In Boys on Film, a group of teenage boys are the protagonists of the exhibition, even so, the boys perform in juxtaposition Emily’s intimate diary notes and Winehouse’s song You Know I’m No Good. The work is developed across video, audio and performance: the videos show the boys rehearsing, all together or individually, zooming in and framing close-ups of their mouths; on headphones Amy Winehouse sings her 2006 album Back To Black; in the performance the boys are lounging or posing, like Greek-Roman statues, partly hidden behind domestic curtains, similar to the ones in their mothers’ houses, they are speaking and singing through holes specially made to reveal their lips.
Looking at the boys, I am the voyeur: looking at their transitional bodies, looking at their awkward naivety, the gaze is upon their lips pronouncing the words. Progressively, I take notice that what I am not seeing is a group of young girls. It is uncanny to acknowledge that the change of gender makes the work notably more gendered. The sexualisation of the image of the young girl is normalised, however to watch the boys is uncomfortable – it becomes apparent that a simple decontextualisation between the sentimental words and the male bodies, lead to a critique of the gaze.
Back at the bakery, Emily tells me about her experiences of growing up. It is traumatic to be in constant flux, like a cake baking in the oven – DING she’s fully cooked now, grown, matured, in bloom, ripe, ready – the precocious self-awareness of the sudden objectification inflicted on the female body, often reflects in a complex relationship with food. To eat or not to eat, that is the question, but beyond intangible beauty standards and a lifelong companionship with salad, the question is one of mediation over the little autonomy one has on the body – one hand tied by teen hormones and the other by language of commodification that confounds our sexuality with types of food and flora. Eating my cardamom bun, I conclude that the ridiculisation of women lies on the constant negotiation and retaliation for this autonomy.

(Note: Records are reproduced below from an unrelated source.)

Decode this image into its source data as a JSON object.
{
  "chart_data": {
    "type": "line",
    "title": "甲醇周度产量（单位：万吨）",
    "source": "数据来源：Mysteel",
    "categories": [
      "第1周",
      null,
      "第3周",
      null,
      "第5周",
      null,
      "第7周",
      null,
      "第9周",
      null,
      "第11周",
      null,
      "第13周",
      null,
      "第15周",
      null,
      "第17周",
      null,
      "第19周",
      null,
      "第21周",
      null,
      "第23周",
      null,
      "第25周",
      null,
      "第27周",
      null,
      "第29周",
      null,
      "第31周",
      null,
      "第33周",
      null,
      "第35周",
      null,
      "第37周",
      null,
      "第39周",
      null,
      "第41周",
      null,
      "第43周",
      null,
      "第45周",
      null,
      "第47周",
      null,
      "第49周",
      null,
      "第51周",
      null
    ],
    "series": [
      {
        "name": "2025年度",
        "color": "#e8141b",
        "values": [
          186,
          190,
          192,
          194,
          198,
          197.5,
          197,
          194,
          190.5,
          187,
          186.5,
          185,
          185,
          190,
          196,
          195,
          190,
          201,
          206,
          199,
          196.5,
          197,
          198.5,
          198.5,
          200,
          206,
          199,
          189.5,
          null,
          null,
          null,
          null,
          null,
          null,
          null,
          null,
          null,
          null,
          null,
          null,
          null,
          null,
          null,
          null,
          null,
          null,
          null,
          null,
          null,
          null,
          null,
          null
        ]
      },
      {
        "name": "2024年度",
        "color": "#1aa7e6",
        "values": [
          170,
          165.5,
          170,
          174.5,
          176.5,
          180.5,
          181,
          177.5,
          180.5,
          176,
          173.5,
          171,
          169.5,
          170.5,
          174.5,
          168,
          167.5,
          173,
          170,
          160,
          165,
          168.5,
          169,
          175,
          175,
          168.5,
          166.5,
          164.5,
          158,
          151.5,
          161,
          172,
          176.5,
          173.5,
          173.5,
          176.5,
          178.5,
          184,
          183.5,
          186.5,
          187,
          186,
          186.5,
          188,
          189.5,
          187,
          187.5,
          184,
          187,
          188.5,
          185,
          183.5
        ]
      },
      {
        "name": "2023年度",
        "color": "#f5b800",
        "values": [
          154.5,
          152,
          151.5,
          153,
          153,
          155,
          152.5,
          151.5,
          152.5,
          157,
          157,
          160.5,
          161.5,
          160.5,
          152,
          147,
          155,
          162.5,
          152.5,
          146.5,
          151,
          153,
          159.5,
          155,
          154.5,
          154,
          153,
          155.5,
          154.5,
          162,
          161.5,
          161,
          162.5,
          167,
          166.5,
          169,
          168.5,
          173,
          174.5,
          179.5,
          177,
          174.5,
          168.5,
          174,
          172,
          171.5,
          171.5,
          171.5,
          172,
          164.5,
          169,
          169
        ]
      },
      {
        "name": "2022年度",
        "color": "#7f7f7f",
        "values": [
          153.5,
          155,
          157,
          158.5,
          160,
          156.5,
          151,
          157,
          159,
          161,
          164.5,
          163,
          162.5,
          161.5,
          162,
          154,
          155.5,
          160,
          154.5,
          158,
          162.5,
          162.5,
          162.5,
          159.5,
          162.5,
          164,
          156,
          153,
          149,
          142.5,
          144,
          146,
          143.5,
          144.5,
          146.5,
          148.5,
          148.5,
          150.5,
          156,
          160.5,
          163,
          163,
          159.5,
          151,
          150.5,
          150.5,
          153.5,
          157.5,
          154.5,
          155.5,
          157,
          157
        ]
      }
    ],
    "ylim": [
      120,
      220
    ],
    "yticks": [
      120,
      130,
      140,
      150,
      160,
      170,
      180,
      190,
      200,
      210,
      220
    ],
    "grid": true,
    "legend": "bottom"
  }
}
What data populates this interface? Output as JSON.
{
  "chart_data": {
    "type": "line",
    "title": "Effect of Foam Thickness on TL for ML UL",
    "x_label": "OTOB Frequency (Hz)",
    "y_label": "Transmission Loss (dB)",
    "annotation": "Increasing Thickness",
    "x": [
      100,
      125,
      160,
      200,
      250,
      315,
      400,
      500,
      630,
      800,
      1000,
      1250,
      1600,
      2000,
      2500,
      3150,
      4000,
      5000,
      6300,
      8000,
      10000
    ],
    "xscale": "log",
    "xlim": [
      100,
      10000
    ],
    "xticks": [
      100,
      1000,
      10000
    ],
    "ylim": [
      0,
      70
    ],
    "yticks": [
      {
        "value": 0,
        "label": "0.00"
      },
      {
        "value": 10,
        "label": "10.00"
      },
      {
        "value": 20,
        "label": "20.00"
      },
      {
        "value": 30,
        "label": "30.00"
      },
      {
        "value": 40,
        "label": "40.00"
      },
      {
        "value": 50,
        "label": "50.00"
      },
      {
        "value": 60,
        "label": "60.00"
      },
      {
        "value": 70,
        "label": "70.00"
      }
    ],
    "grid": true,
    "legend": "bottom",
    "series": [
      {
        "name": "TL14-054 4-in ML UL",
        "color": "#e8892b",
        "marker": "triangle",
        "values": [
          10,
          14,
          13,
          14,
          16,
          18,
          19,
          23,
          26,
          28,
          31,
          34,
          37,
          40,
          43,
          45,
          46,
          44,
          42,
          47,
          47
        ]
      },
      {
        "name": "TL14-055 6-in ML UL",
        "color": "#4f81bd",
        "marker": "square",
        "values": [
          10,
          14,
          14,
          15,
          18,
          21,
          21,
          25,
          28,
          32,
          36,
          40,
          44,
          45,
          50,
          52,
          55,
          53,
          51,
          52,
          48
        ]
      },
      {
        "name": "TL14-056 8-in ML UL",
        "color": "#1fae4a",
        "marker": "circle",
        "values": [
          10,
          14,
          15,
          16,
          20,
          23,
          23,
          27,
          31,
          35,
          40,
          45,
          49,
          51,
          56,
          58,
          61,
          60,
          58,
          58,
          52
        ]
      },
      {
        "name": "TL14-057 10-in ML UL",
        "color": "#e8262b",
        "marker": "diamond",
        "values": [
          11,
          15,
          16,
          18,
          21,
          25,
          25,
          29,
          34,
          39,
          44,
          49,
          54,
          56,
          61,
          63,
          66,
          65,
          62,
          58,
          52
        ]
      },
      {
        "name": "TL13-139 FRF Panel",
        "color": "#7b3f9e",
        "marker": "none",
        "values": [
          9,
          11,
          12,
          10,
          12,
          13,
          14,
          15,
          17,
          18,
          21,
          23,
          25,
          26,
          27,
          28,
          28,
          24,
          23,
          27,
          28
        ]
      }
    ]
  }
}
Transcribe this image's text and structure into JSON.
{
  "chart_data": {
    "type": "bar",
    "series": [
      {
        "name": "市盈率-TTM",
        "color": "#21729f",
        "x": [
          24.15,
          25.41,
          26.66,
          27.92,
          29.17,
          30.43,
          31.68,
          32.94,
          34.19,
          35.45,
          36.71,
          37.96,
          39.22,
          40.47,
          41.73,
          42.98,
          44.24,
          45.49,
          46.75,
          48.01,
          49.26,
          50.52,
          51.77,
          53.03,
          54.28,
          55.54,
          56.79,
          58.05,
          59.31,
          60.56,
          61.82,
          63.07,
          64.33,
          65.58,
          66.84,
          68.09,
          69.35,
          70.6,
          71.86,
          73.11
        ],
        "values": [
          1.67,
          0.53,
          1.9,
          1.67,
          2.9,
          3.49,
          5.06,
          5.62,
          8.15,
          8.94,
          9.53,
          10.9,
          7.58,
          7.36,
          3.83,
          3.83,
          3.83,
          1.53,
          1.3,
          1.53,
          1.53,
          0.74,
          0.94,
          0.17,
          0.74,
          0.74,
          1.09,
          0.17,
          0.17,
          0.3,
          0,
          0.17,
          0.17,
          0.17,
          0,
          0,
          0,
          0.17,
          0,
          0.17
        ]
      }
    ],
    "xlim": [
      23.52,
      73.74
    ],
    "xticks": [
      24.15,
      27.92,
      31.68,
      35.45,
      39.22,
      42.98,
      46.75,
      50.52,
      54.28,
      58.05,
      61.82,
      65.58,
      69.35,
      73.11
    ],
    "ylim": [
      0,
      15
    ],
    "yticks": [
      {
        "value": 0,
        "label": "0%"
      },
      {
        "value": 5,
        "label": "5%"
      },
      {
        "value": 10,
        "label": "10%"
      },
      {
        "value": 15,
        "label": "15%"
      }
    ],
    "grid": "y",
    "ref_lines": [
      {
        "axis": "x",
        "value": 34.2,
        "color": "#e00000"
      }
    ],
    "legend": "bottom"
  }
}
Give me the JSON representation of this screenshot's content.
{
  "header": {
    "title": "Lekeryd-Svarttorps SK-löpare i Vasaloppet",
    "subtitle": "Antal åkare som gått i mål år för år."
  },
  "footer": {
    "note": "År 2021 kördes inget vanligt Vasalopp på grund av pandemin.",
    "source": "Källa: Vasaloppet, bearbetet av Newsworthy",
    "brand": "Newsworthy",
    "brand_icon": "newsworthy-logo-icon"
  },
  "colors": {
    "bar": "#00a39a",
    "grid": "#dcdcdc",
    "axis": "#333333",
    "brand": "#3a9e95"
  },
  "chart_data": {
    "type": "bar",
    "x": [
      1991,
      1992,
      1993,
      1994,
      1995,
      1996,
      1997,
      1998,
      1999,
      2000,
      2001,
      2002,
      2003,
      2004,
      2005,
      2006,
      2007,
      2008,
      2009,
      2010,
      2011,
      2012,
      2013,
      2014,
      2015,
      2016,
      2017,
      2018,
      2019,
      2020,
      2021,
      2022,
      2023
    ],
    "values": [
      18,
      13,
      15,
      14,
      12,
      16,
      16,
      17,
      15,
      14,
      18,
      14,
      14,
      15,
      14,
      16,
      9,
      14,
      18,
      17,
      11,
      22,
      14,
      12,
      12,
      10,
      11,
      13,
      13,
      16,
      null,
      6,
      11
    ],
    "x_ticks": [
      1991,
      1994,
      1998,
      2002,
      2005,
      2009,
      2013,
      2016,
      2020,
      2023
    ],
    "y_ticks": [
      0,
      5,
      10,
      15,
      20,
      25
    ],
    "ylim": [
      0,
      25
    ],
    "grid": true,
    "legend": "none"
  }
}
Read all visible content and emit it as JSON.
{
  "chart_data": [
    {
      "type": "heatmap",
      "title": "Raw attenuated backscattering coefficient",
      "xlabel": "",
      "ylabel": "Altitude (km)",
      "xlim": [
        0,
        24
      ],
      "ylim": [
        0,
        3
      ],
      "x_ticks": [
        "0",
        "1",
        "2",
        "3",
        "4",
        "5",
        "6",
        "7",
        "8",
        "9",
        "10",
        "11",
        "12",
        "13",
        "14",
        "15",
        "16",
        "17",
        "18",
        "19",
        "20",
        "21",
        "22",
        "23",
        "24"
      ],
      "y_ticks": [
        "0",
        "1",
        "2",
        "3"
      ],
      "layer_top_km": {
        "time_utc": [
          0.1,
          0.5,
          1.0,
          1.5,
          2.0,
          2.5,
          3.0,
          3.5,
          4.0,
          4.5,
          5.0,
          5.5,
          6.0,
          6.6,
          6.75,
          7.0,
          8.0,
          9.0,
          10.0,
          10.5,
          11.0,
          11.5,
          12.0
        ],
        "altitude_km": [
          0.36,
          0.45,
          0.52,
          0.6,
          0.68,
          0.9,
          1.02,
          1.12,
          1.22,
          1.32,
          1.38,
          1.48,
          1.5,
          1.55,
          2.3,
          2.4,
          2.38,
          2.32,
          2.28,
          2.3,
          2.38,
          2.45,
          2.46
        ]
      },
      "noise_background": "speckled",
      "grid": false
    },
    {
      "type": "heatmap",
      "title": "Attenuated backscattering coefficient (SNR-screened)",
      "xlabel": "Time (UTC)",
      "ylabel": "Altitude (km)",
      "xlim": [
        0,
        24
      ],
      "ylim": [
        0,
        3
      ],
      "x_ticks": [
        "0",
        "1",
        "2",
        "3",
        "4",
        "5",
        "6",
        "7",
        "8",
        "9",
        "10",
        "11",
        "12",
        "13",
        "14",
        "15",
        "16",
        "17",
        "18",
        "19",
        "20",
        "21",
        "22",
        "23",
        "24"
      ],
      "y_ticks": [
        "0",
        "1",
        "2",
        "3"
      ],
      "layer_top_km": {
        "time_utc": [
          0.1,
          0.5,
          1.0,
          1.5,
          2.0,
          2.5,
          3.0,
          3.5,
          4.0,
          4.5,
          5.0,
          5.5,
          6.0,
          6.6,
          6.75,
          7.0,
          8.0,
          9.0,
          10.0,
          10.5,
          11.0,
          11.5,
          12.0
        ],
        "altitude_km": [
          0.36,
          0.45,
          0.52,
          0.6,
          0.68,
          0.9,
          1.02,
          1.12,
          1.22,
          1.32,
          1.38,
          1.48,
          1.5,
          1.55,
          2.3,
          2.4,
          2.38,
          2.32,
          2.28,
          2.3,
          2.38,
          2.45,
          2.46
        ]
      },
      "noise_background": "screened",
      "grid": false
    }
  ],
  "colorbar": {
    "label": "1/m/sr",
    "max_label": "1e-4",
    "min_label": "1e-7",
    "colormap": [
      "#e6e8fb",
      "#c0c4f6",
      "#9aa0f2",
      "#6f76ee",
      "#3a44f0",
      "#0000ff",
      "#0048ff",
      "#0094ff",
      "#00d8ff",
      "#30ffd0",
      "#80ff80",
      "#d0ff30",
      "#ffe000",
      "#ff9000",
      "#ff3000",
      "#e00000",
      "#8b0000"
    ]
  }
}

Alike the mother figure, adulthood requires an analysis of our own young girls. To come to terms with them, to love them… Young love is narcissistic, says Emily, “Love for the Young-Girl is just autism for two,” says Tiqqun. The idea of healing through self-love is the teachings of most religions and social rights movements, after all the procedures described in the Art of Loving are in themselves invested in attaining maturity, yet the contemporary idea of the same, is reduced to yoga classes. “The Young-Girl never creates anything; All in all, she only recreates herself.”Narcissistic love self reproduces, it is thus a necessary symptom of the consumer society of the present, it demands permanent self-valorisation to survive.
Moreover, keeping women in a state of self-induced adolescence entails a percentage of self-destruction. Fetishising her own decay, Winehouse warned us when she sang “I told you that I was trouble, You know that I’m no good”. In Boys on Film, Winehouse’s lyrics are blurred with Emily’s words “my mum said she didn’t raise her boys any different from her daughter”. The work lays out clearly the impossibilities still at play for the decolonisation of the young girl. Boys on Film, captures a time, a state of mind and a problem that needs to be overcome, imaginably towards a new mode of sentimental education and radical love.
Even so, as you know, boys will be boys.